From the bridge of U-202, Linder could just make out a man with a flashlight moving about on the beach. He assumed it was one of the V-men signaling that everything was all right. He tried to free the submarine from the sand by running the diesel engines and the electric motor at full power, but nothing happened. He then ordered the torpedoes to be removed from their tubes to raise the bow. To make the boat as light as possible, he blew the water tanks and dumped diesel fuel overboard. By switching one of his propellers to forward and the other to reverse, and pushing the rudder in the direction of the backward-running propeller, he was able to rock the boat, a maneuver known to English-speaking sailors as “sally ship.” But although U-202 “hopped around like a frog on the beach,” it failed to come free.14
“No luck,” Linder recorded in his log. “Boat stuck too fast. I flooded down furth
er so I wouldn’t wash further up on the beach. I tried the same maneuver (blowing with air and full speed astern) in spite of the danger of being heard on the land. This attempt also failed.” 15
By 1 a.m., the mist was getting lighter and land was becoming visible. By comparing his position to the charts, Linder could see that his ship was lying about two hundred yards from the beach, almost perpendicular to the Amagansett Naval Radio Station. Despite navigating in the fog, he was within a couple of miles of his intended landing place. He could see a “house and some sort of tower” on the beach, as well as two tall masts of the radio station, off slightly to his left. “Automobiles are going by all the time in both directions, but do not stop at our landing place. A dog barks long and loudly. Periodically a single machine gun is fired, but at some distance away.”

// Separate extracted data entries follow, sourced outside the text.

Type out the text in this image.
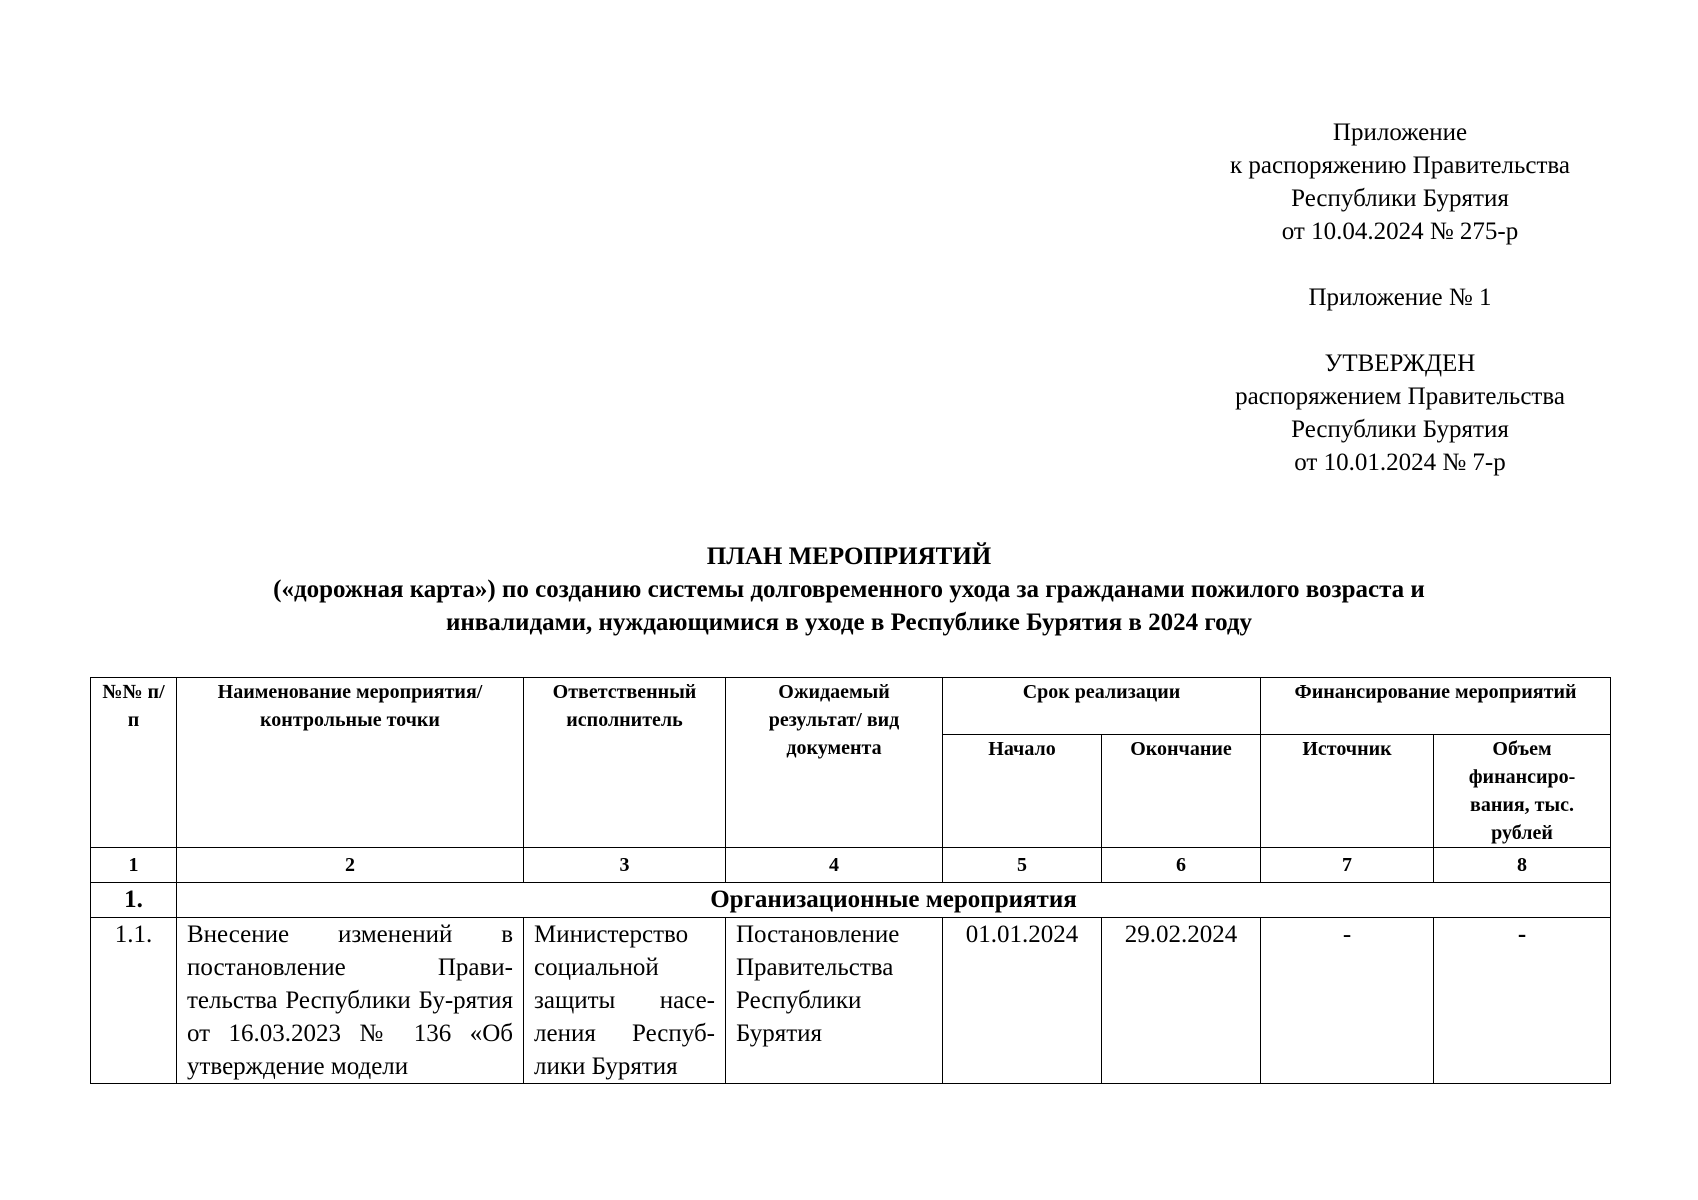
Приложение
к распоряжению Правительства
Республики Бурятия
от 10.04.2024 № 275-р
Приложение № 1
УТВЕРЖДЕН
распоряжением Правительства
Республики Бурятия
от 10.01.2024 № 7-р
ПЛАН МЕРОПРИЯТИЙ
(«дорожная карта») по созданию системы долговременного ухода за гражданами пожилого возраста и
инвалидами, нуждающимися в уходе в Республике Бурятия в 2024 году
№№ п/п	Наименование мероприятия/ контрольные точки	Ответственный исполнитель	Ожидаемый результат/ вид документа	Срок реализации		Финансирование мероприятий	
				Начало	Окончание	Источник	Объем финансиро-вания, тыс. рублей
1	2	3	4	5	6	7	8
1.	Организационные мероприятия						
1.1.	Внесение изменений в постановление Прави-тельства Республики Бу-рятия от 16.03.2023 № 136 «Об утверждение модели	Министерство социальной защиты насе-ления Респуб-лики Бурятия	Постановление Правительства Республики Бурятия	01.01.2024	29.02.2024	-	-
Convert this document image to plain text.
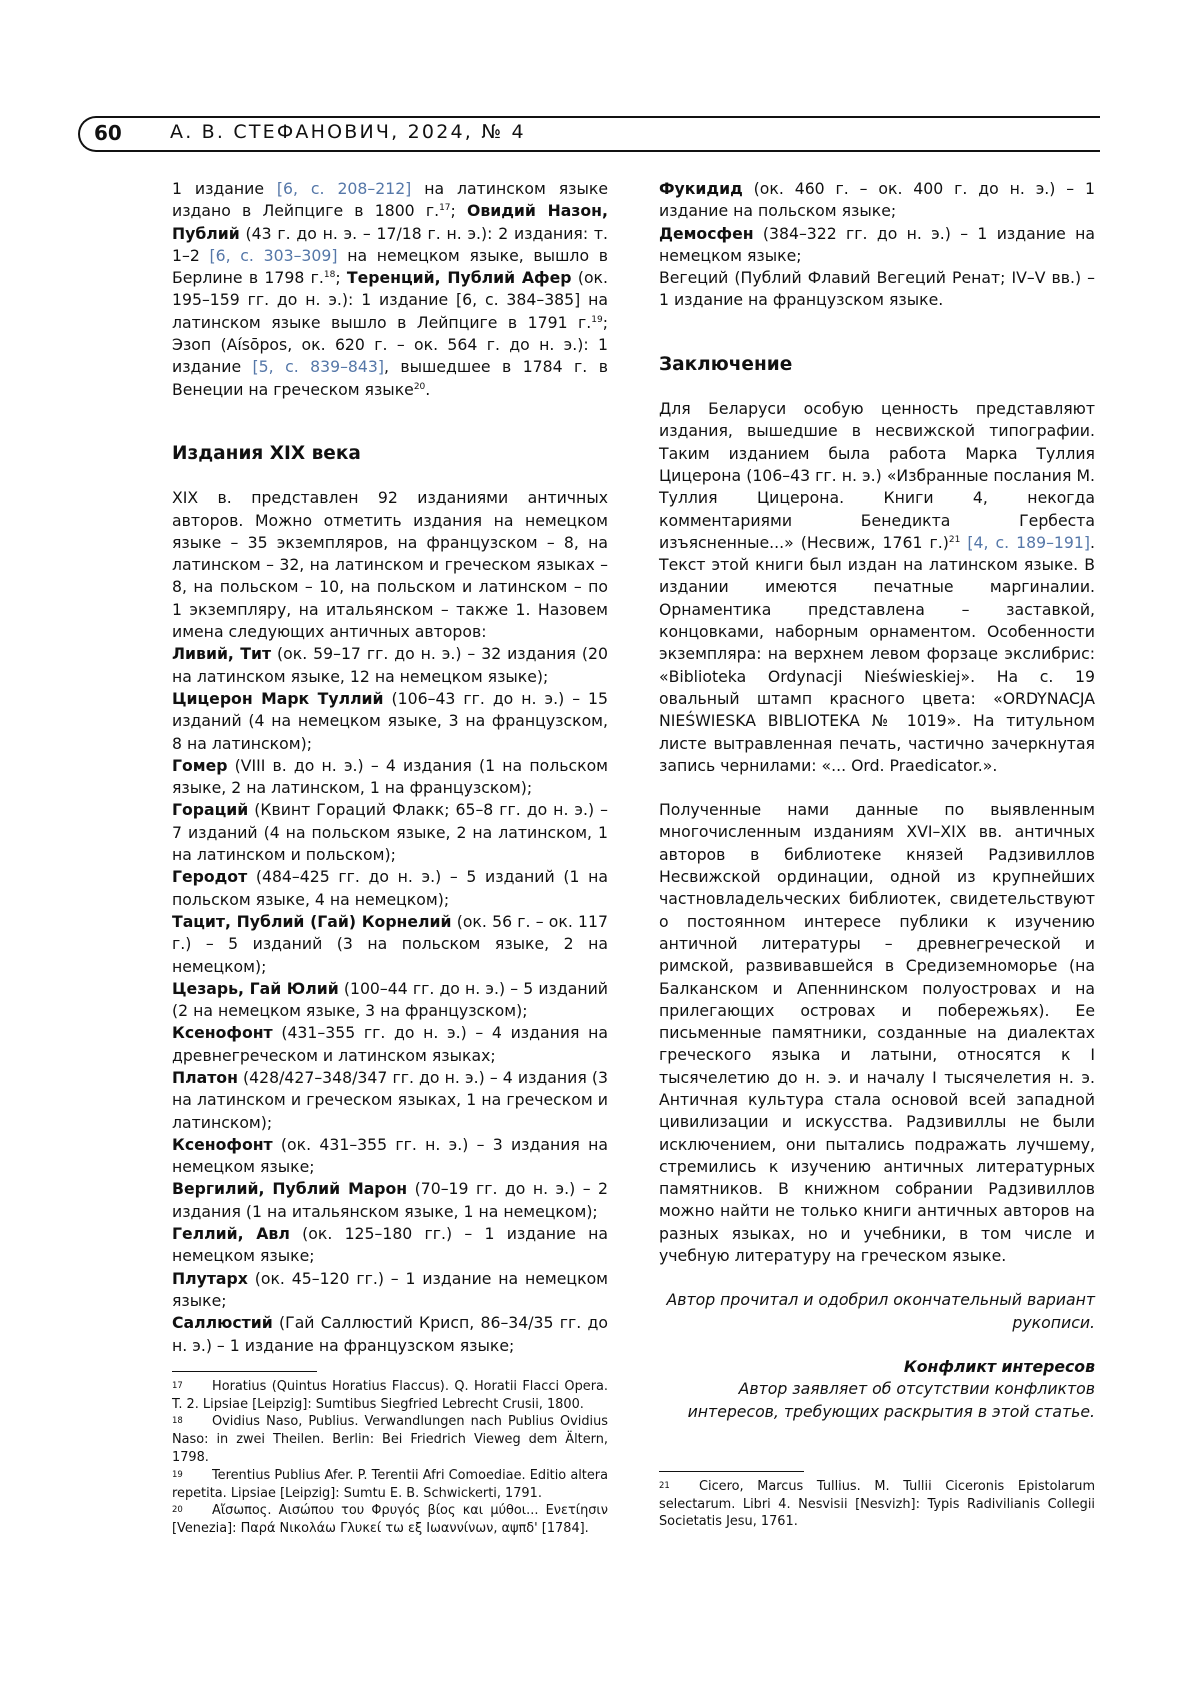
60	А. В. СТЕФАНОВИЧ, 2024, № 4

1 издание [6, с. 208–212] на латинском языке издано в Лейпциге в 1800 г.$^{17}$; Овидий Назон, Публий (43 г. до н. э. – 17/18 г. н. э.): 2 издания: т. 1–2 [6, с. 303–309] на немецком языке, вышло в Берлине в 1798 г.$^{18}$; Теренций, Публий Афер (ок. 195–159 гг. до н. э.): 1 издание [6, с. 384–385] на латинском языке вышло в Лейпциге в 1791 г.$^{19}$; Эзоп (Aísōpos, ок. 620 г. – ок. 564 г. до н. э.): 1 издание [5, с. 839–843], вышедшее в 1784 г. в Венеции на греческом языке$^{20}$.

Издания XIX века

XIX в. представлен 92 изданиями античных авторов. Можно отметить издания на немецком языке – 35 экземпляров, на французском – 8, на латинском – 32, на латинском и греческом языках – 8, на польском – 10, на польском и латинском – по 1 экземпляру, на итальянском – также 1. Назовем имена следующих античных авторов:

Ливий, Тит (ок. 59–17 гг. до н. э.) – 32 издания (20 на латинском языке, 12 на немецком языке);

Цицерон Марк Туллий (106–43 гг. до н. э.) – 15 изданий (4 на немецком языке, 3 на французском, 8 на латинском);

Гомер (VIII в. до н. э.) – 4 издания (1 на польском языке, 2 на латинском, 1 на французском);

Гораций (Квинт Гораций Флакк; 65–8 гг. до н. э.) – 7 изданий (4 на польском языке, 2 на латинском, 1 на латинском и польском);

Геродот (484–425 гг. до н. э.) – 5 изданий (1 на польском языке, 4 на немецком);

Тацит, Публий (Гай) Корнелий (ок. 56 г. – ок. 117 г.) – 5 изданий (3 на польском языке, 2 на немецком);

Цезарь, Гай Юлий (100–44 гг. до н. э.) – 5 изданий (2 на немецком языке, 3 на французском);

Ксенофонт (431–355 гг. до н. э.) – 4 издания на древнегреческом и латинском языках;

Платон (428/427–348/347 гг. до н. э.) – 4 издания (3 на латинском и греческом языках, 1 на греческом и латинском);

Ксенофонт (ок. 431–355 гг. н. э.) – 3 издания на немецком языке;

Вергилий, Публий Марон (70–19 гг. до н. э.) – 2 издания (1 на итальянском языке, 1 на немецком);

Геллий, Авл (ок. 125–180 гг.) – 1 издание на немецком языке;

Плутарх (ок. 45–120 гг.) – 1 издание на немецком языке;

Саллюстий (Гай Саллюстий Крисп, 86–34/35 гг. до н. э.) – 1 издание на французском языке;

17 Horatius (Quintus Horatius Flaccus). Q. Horatii Flacci Opera. T. 2. Lipsiae [Leipzig]: Sumtibus Siegfried Lebrecht Crusii, 1800.

18 Ovidius Naso, Publius. Verwandlungen nach Publius Ovidius Naso: in zwei Theilen. Berlin: Bei Friedrich Vieweg dem Ältern, 1798.

19 Terentius Publius Afer. P. Terentii Afri Comoediae. Editio altera repetita. Lipsiae [Leipzig]: Sumtu E. B. Schwickerti, 1791.

20 Αἴσωπος. Αισώπου του Φρυγός βίος και μύθοι... Ενετίησιν [Venezia]: Παρά Νικολάω Γλυκεί τω εξ Ιωαννίνων, αψπδ' [1784].

Фукидид (ок. 460 г. – ок. 400 г. до н. э.) – 1 издание на польском языке;

Демосфен (384–322 гг. до н. э.) – 1 издание на немецком языке;

Вегеций (Публий Флавий Вегеций Ренат; IV–V вв.) – 1 издание на французском языке.

Заключение

Для Беларуси особую ценность представляют издания, вышедшие в несвижской типографии. Таким изданием была работа Марка Туллия Цицерона (106–43 гг. н. э.) «Избранные послания М. Туллия Цицерона. Книги 4, некогда комментариями Бенедикта Гербеста изъясненные...» (Несвиж, 1761 г.)$^{21}$ [4, с. 189–191]. Текст этой книги был издан на латинском языке. В издании имеются печатные маргиналии. Орнаментика представлена – заставкой, концовками, наборным орнаментом. Особенности экземпляра: на верхнем левом форзаце экслибрис: «Biblioteka Ordynacji Nieświeskiej». На с. 19 овальный штамп красного цвета: «ORDYNACJA NIEŚWIESKA BIBLIOTEKA № 1019». На титульном листе вытравленная печать, частично зачеркнутая запись чернилами: «... Ord. Praedicator.».

Полученные нами данные по выявленным многочисленным изданиям XVI–XIX вв. античных авторов в библиотеке князей Радзивиллов Несвижской ординации, одной из крупнейших частновладельческих библиотек, свидетельствуют о постоянном интересе публики к изучению античной литературы – древнегреческой и римской, развивавшейся в Средиземноморье (на Балканском и Апеннинском полуостровах и на прилегающих островах и побережьях). Ее письменные памятники, созданные на диалектах греческого языка и латыни, относятся к I тысячелетию до н. э. и началу I тысячелетия н. э. Античная культура стала основой всей западной цивилизации и искусства. Радзивиллы не были исключением, они пытались подражать лучшему, стремились к изучению античных литературных памятников. В книжном собрании Радзивиллов можно найти не только книги античных авторов на разных языках, но и учебники, в том числе и учебную литературу на греческом языке.

Автор прочитал и одобрил окончательный вариант рукописи.

Конфликт интересов

Автор заявляет об отсутствии конфликтов интересов, требующих раскрытия в этой статье.

21 Cicero, Marcus Tullius. M. Tullii Ciceronis Epistolarum selectarum. Libri 4. Nesvisii [Nesvizh]: Typis Radivilianis Collegii Societatis Jesu, 1761.
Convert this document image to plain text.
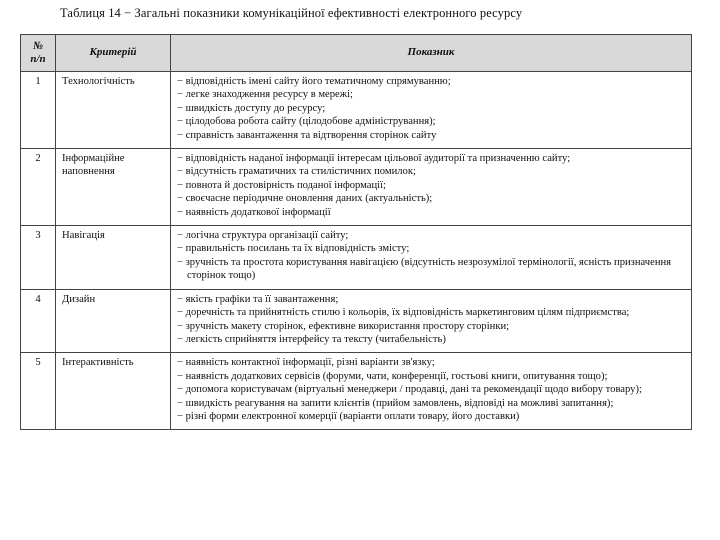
Таблиця 14 − Загальні показники комунікаційної ефективності електронного ресурсу
№
п/п	Критерій	Показник
1	Технологічність	− відповідність імені сайту його тематичному спрямуванню;
− легке знаходження ресурсу в мережі;
− швидкість доступу до ресурсу;
− цілодобова робота сайту (цілодобове адміністрування);
− справність завантаження та відтворення сторінок сайту

2	Інформаційне наповнення	− відповідність наданої інформації інтересам цільової аудиторії та призначенню сайту;
− відсутність граматичних та стилістичних помилок;
− повнота й достовірність поданої інформації;
− своєчасне періодичне оновлення даних (актуальність);
− наявність додаткової інформації

3	Навігація	− логічна структура організації сайту;
− правильність посилань та їх відповідність змісту;
− зручність та простота користування навігацією (відсутність незрозумілої термінології, ясність призначення сторінок тощо)

4	Дизайн	− якість графіки та її завантаження;
− доречність та прийнятність стилю і кольорів, їх відповідність маркетинговим цілям підприємства;
− зручність макету сторінок, ефективне використання простору сторінки;
− легкість сприйняття інтерфейсу та тексту (читабельність)

5	Інтерактивність	− наявність контактної інформації, різні варіанти зв'язку;
− наявність додаткових сервісів (форуми, чати, конференції, гостьові книги, опитування тощо);
− допомога користувачам (віртуальні менеджери / продавці, дані та рекомендації щодо вибору товару);
− швидкість реагування на запити клієнтів (прийом замовлень, відповіді на можливі запитання);
− різні форми електронної комерції (варіанти оплати товару, його доставки)
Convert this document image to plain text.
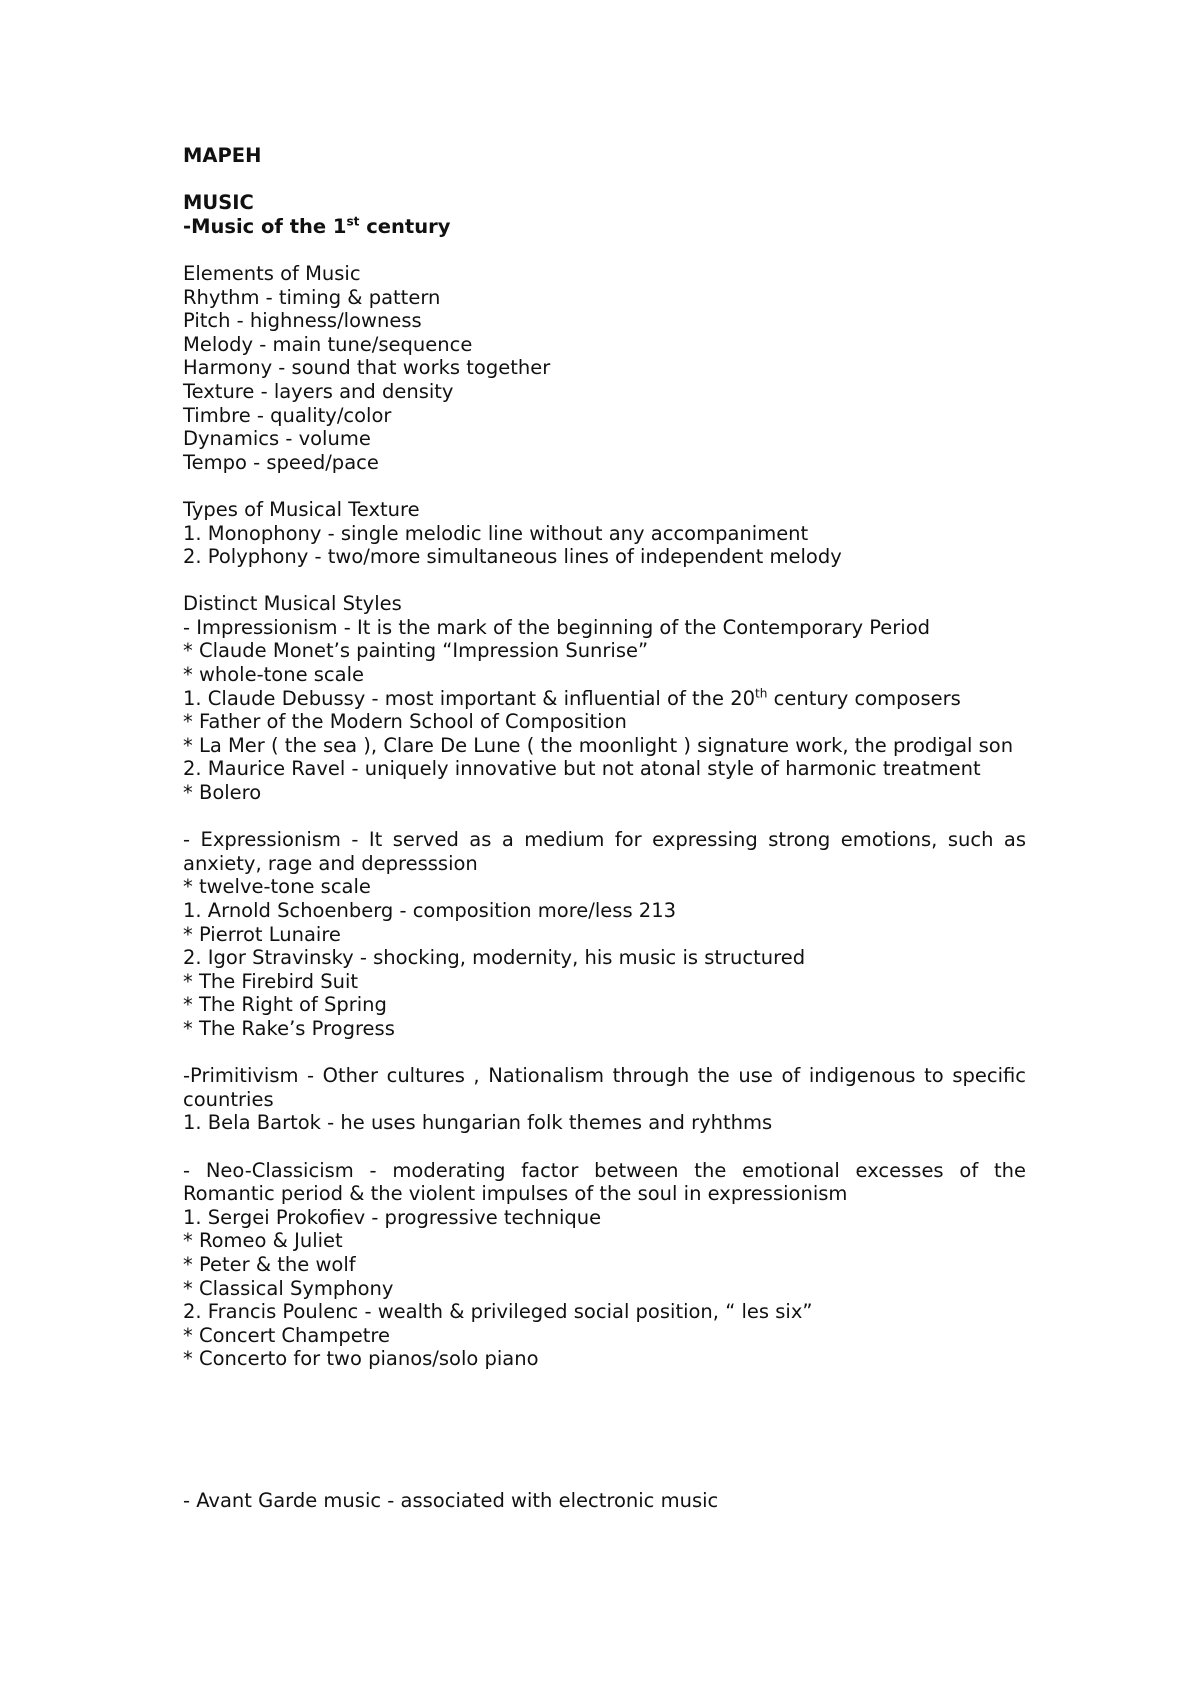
MAPEH
MUSIC
-Music of the 1st century
Elements of Music
Rhythm - timing & pattern
Pitch - highness/lowness
Melody - main tune/sequence
Harmony - sound that works together
Texture - layers and density
Timbre - quality/color
Dynamics - volume
Tempo - speed/pace
Types of Musical Texture
1. Monophony - single melodic line without any accompaniment
2. Polyphony - two/more simultaneous lines of independent melody
Distinct Musical Styles
- Impressionism - It is the mark of the beginning of the Contemporary Period
* Claude Monet’s painting “Impression Sunrise”
* whole-tone scale
1. Claude Debussy - most important & influential of the 20th century composers
* Father of the Modern School of Composition
* La Mer ( the sea ), Clare De Lune ( the moonlight ) signature work, the prodigal son
2. Maurice Ravel - uniquely innovative but not atonal style of harmonic treatment
* Bolero
- Expressionism - It served as a medium for expressing strong emotions, such as anxiety, rage and depresssion
* twelve-tone scale
1. Arnold Schoenberg - composition more/less 213
* Pierrot Lunaire
2. Igor Stravinsky - shocking, modernity, his music is structured
* The Firebird Suit
* The Right of Spring
* The Rake’s Progress
-Primitivism - Other cultures , Nationalism through the use of indigenous to specific countries
1. Bela Bartok - he uses hungarian folk themes and ryhthms
- Neo-Classicism - moderating factor between the emotional excesses of the Romantic period & the violent impulses of the soul in expressionism
1. Sergei Prokofiev - progressive technique
* Romeo & Juliet
* Peter & the wolf
* Classical Symphony
2. Francis Poulenc - wealth & privileged social position, “ les six”
* Concert Champetre
* Concerto for two pianos/solo piano
- Avant Garde music - associated with electronic music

Linder was amazed that his ship was not discovered and fired upon immediately. Searchlights were scanning the sea from a point near the lifeboat station, but were ineffective because of the low visibility and the fact that they seemed to be directed upward. He concluded that the Americans on shore had mistaken his diesel engines for the drone of aircraft.
By now, the ship was “fairly high and dry, with a cant of 40°.” Low tide was due at 2:14. In contrast to his chief engineer, who was a nervous wreck, and the rest of the crew, who were worried about spending the rest of the war in a prisoner of war camp, Linder was calm and controlled. He prepared to scuttle the boat and destroy the top-secret Enigma codebooks. His engineers placed explosive capsules around the ship.
A further nightmare was the crewman with appendicitis, Zimmermann, now in the sixth day of his agony.16 Linder had used up the ship’s entire supply of opium on the stricken mechanic, to little apparent effect: he was in greater pain than ever. The only solution now was to send Zimmermann ashore with one of his officers and to prepare the rest of the ship’s crew for surrender.